Praticado no Brasil desde o século XVIII, o Candomblé tem origem na lenda que apresenta Oduduwa como Nimrod primo de Abraão e, portanto, neto de Caim, como redentor dos Caimitas que viviam na África. Fundamenta-se na crença dos orixás, pura força e energia. O panteão do Cancomblé vai de Exu, guardião dos caminhos e mensageiro dos orixás, até Oxalá, grande criador do mundo. Cada orixá tem uma forma de representação e está ligado a um elemento da natureza. A ele correspondem também símbolos, cores, saudações em Iorubá, ervas, dia de culto, animais sacrificiais, indumentária, oferendas e quizilas.
Os rituais próprios de cada orixá são observados rigidamente nos terreiros de Candomblé. As principais figuras de um terreiro de candomblé são o Balalorixá e a Ialorixá (pai e mãe de santo, respectivamente), que são treinados durante sete anos para receberem o axé de fala e trabalharem com o jogo de búzios, processo divinatório conhecido como oráculo de Ifá. Já o filho de santo recolhe-se a um quarto no período de sete a vinte e um dias para fazer a cabeça, ao fim dos quias sai vestido luxuosamente dançando em homenagem ao seu orixá. É a saída do quarto, na feitura do santo.
O terreiro de Candomblé funciona em local onde se plantam as árvores sagradas e se enterram os axés; é o assentamento, centro de força devidamente alimentado com obrigações para manter a energia. Cada divindade tem a sua casa ou quarto e ali os filhos cuidam dele e o alimentam. São os Ilêorixás. Alguns têm a sua casa do lado de fora e são os primeiros a serem saudados, como Exu.

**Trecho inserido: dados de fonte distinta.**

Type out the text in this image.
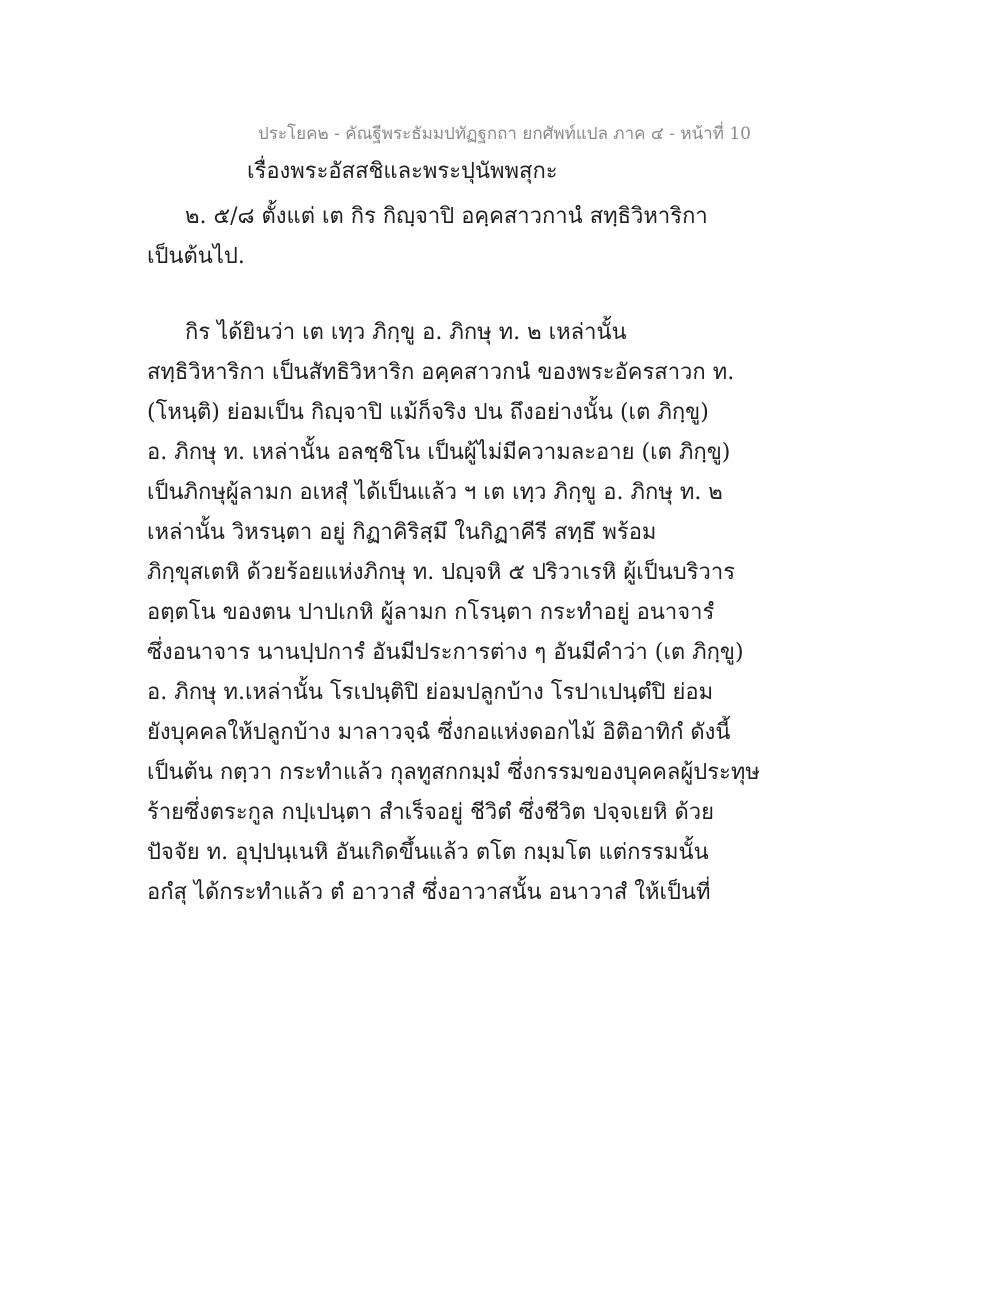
ประโยค๒ - คัณฐีพระธัมมปทัฏฐกถา ยกศัพท์แปล ภาค ๔ - หน้าที่ 10
เรื่องพระอัสสชิและพระปุนัพพสุกะ
๒. ๕/๘ ตั้งแต่ เต กิร กิญฺจาปิ อคฺคสาวกานํ สทฺธิวิหาริกา
เป็นต้นไป.
กิร ได้ยินว่า เต เทฺว ภิกฺขู อ. ภิกษุ ท. ๒ เหล่านั้น
สทฺธิวิหาริกา เป็นสัทธิวิหาริก อคฺคสาวกนํ ของพระอัครสาวก ท.
(โหนฺติ) ย่อมเป็น กิญฺจาปิ แม้ก็จริง ปน ถึงอย่างนั้น (เต ภิกฺขู)
อ. ภิกษุ ท. เหล่านั้น อลชฺชิโน เป็นผู้ไม่มีความละอาย (เต ภิกฺขู)
เป็นภิกษุผู้ลามก อเหสุํ ได้เป็นแล้ว ฯ เต เทฺว ภิกฺขู อ. ภิกษุ ท. ๒
เหล่านั้น วิหรนฺตา อยู่ กิฏาคิริสฺมึ ในกิฏาคีรี สทฺธึ พร้อม
ภิกฺขุสเตหิ ด้วยร้อยแห่งภิกษุ ท. ปญฺจหิ ๕ ปริวาเรหิ ผู้เป็นบริวาร
อตฺตโน ของตน ปาปเกหิ ผู้ลามก กโรนฺตา กระทำอยู่ อนาจารํ
ซึ่งอนาจาร นานปฺปการํ อันมีประการต่าง ๆ อันมีคำว่า (เต ภิกฺขู)
อ. ภิกษุ ท.เหล่านั้น โรเปนฺติปิ ย่อมปลูกบ้าง โรปาเปนฺตํปิ ย่อม
ยังบุคคลให้ปลูกบ้าง มาลาวจฺฉํ ซึ่งกอแห่งดอกไม้ อิติอาทิกํ ดังนี้
เป็นต้น กตฺวา กระทำแล้ว กุลทูสกกมฺมํ ซึ่งกรรมของบุคคลผู้ประทุษ
ร้ายซึ่งตระกูล กปฺเปนฺตา สำเร็จอยู่ ชีวิตํ ซึ่งชีวิต ปจฺจเยหิ ด้วย
ปัจจัย ท. อุปฺปนฺเนหิ อันเกิดขึ้นแล้ว ตโต กมฺมโต แต่กรรมนั้น
อกํสุ ได้กระทำแล้ว ตํ อาวาสํ ซึ่งอาวาสนั้น อนาวาสํ ให้เป็นที่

Alguns terreiros de Candomblé constroem na mata uma casa branca pequena dedicada aos mortos, ancestrais do terreiro. As mulheres não podem entrar nesta casa. A única excepção é o orixá Iansã, cujo culto está associado à morte e aos ancestrais. No Candomblé os orixás não falam, apenas dançam. Existe um sistema de troca de energia por comida; são as oferendas ao Orixá que curia ou come através do cheiro que se espalha. A casa de Candomblé tem actividades durante toda a semana. Cada dia é dedicado a um orixá.
Observam-se as seguintes datas:
- 2 de Fevereiro: festa de Iemanjá, rainha do mar.
- 23 de Abril: festa de Oxóssi, orixá caçador.
- 13 de Junho: festa de Ogu, senhor dos metais.
- 29 de Junho: festa de Xangô, orixá da justiça.
- 16 de Agosto: festa de Omolu, senhor do invisível.
- 4 de Dezembro: festa de Iansã, orixá dos ventos e das tempestades.
- 8 de Dezembro: festa de Oxum, orixá das águas doces.
Muito há ainda para aprender sobre o Candomblé, cuja regra de ouro é o segredo. Segundo um provérbio africano: «Se a fala constrói a cidade, o silêncio edifica o mundo».